Projeto propõe educação em saúde em instituições para idosos

A pandemia da COVID-19 colocou em destaque a preocupação com os idosos, devido ao potencial risco de agravamento da doença nesta população. Buscando auxiliar nas ações estratégicas e protocolos práticos em Instituições de Longa Permanência para Idosos (ILPIs), os cursos de Medicina e Fisioterapia da PUC Minas desenvolveram o projeto de extensão Ações de Prevenção do Coronavírus e outras Doenças Transmissíveis em ILPIs: ferramentas para educação em saúde. A expectativa é que cerca de 4 mil idosos e mil profissionais sejam diretamente beneficiados.

Estão à frente do projeto as professoras Natália de Cássia Horta, do Curso de Medicina e Enfermagem, e Tatiana Teixeira Barral, do Curso de Fisioterapia, que já desenvolvem pesquisas acerca da temática da qualidade de vida de idosos residentes em instituições desde o ano de 2014. Também colaboram com o projeto os professores Henrique Leonardo Guerra, coordenador do Curso de Medicina da PUC Minas Betim e Cleia Amaral, do Curso de Sistemas de Informações. Além dos professores, 15 extensionistas dos cursos de Biomedicina, Enfermagem, Fisioterapia, Medicina e Sistemas de Informação fazem parte do projeto. "O desenvolvimento do projeto se faz importante considerando a vulnerabilidade dos idosos institucionalizados, muitas vezes física, mas também emocional (principalmente devido o isolamento social), além da infraestrutura desses locais, e, ainda, a rotatividade de profissionais que ali atuam", aponta a professora Natália de Cássia Horta. "O objetivo não é expor as falhas existentes, mas, sim, contribuir neste momento com as instituições, principalmente com as filantrópicas, já que não dispõe de muitos recursos", enfatiza.

O projeto está realizando um levantamento das ações preventivas e medidas de precaução adotadas em relação ao novo coronavírus e demais doenças transmissíveis em instituições  de Betim e Contagem prioritariamente, além de demandas de outros municípios, indicadas pela Frente Nacional de Fortalecimento de ILPIs e pela coordenação de Direitos da Pessoa Idosa da Secretaria de Desenvolvimento de Minas Gerais. "Além de atividades, vamos trabalhar em cima de dúvidas dos profissionais da linha de frente das instituições contactadas.
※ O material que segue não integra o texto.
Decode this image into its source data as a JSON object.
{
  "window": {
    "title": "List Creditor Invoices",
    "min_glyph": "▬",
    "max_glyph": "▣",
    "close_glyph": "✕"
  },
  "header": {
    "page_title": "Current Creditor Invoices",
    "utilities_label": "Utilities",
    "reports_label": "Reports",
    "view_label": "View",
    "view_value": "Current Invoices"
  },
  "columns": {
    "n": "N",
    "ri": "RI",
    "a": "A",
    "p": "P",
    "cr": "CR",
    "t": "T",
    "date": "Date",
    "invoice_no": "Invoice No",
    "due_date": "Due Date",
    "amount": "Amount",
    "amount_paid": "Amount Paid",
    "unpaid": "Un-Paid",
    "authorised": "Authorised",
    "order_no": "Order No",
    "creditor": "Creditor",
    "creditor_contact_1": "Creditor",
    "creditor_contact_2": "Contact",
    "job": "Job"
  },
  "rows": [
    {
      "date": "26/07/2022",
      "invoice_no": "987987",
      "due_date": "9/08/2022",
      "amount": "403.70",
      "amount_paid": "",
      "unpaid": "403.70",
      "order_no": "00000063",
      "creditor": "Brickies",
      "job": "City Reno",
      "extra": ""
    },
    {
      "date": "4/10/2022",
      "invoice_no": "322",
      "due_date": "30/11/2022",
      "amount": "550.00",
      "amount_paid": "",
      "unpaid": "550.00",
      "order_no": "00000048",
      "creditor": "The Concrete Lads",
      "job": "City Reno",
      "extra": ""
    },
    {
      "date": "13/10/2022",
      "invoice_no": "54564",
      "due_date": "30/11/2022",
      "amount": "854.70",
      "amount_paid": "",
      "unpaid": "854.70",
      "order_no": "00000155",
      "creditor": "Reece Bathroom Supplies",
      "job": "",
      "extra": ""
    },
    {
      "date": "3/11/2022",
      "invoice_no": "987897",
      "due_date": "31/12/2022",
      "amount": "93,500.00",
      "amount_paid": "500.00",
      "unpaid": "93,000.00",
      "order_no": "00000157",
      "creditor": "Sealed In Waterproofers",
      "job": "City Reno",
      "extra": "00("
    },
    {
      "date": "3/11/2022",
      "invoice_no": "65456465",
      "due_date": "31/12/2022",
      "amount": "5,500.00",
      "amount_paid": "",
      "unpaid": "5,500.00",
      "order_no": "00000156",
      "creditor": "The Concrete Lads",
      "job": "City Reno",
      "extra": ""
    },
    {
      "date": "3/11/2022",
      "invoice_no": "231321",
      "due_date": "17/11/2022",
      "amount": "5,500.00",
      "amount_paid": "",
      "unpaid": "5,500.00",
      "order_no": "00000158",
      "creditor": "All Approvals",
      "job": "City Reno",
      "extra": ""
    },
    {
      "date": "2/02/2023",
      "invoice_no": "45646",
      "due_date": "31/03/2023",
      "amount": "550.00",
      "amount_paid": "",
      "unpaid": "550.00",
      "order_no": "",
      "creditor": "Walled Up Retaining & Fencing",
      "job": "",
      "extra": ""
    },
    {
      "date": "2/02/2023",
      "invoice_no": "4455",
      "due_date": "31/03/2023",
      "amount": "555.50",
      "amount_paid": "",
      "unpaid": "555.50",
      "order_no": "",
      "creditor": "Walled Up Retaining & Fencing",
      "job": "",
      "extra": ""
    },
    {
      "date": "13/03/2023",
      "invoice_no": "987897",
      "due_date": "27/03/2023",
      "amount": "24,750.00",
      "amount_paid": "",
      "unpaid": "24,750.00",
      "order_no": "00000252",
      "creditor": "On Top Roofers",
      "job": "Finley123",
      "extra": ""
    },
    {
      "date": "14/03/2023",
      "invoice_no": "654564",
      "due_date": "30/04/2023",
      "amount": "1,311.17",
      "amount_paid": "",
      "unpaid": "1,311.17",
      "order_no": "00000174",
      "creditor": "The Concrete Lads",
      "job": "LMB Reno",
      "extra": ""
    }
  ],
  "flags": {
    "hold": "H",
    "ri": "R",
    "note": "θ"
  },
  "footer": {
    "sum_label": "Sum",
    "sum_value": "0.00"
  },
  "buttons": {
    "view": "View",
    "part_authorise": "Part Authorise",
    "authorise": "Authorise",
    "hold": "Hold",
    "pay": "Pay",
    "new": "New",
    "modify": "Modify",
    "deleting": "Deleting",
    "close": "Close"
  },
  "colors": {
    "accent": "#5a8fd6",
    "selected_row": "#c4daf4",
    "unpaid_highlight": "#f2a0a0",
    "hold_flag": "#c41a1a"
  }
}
Eles nos enviarão as dúvidas, e, nós, as responderemos por meio de vídeos, que serão disponibilizados em redes sociais", aponta a professora Natália Horta.

As instituições receberam atividades de promoção de diminuição do risco de contaminação por meio de alimentos, bem como o incentivo ao consumo de alimentos importantes para o sistema imunológico; a educação em saúde para a qualificação do cuidado aos idosos com foco na prevenção da Covid-19; as estratégias de socialização dos idosos e sua rede sociofamiliar; além de implementação de ferramentas tecnológicas para o cumprimento das ações recomendadas pelos órgãos governamentais.  "Todas as ações serão alinhadas com as referências técnicas das gestões municipais de saúde. E, além da educação em saúde, queremos também estimular que os idosos expressem suas preferências, sugestões e ideias, bem como o desejo de contato com sua rede sociofamiliar para que seja oportunizada essa interlocução por meio de ferramentas virtuais", reforça a professora Tatiana Teixeira Barral.

Frente Nacional das ILPIs

A professora Natália Horta é colaboradora da Frente Nacional de Fortalecimento das Instituições de Longa Permanência para Idosos (ILPI), que tem como participantes, em âmbito nacional, vários especialistas em envelhecimento. O objetivo do grupo é discutir e propor ações e orientações para o enfrentamento da pandemia nas ILPIs. A Frente Nacional apresentou no dia 5 de maio à Comissão Externa da Câmara dos Deputados relatório técnico com propostas de ações e alocação de recursos pelas esferas responsáveis no enfrentamento da pandemia de Covid-19 nas ILPIs.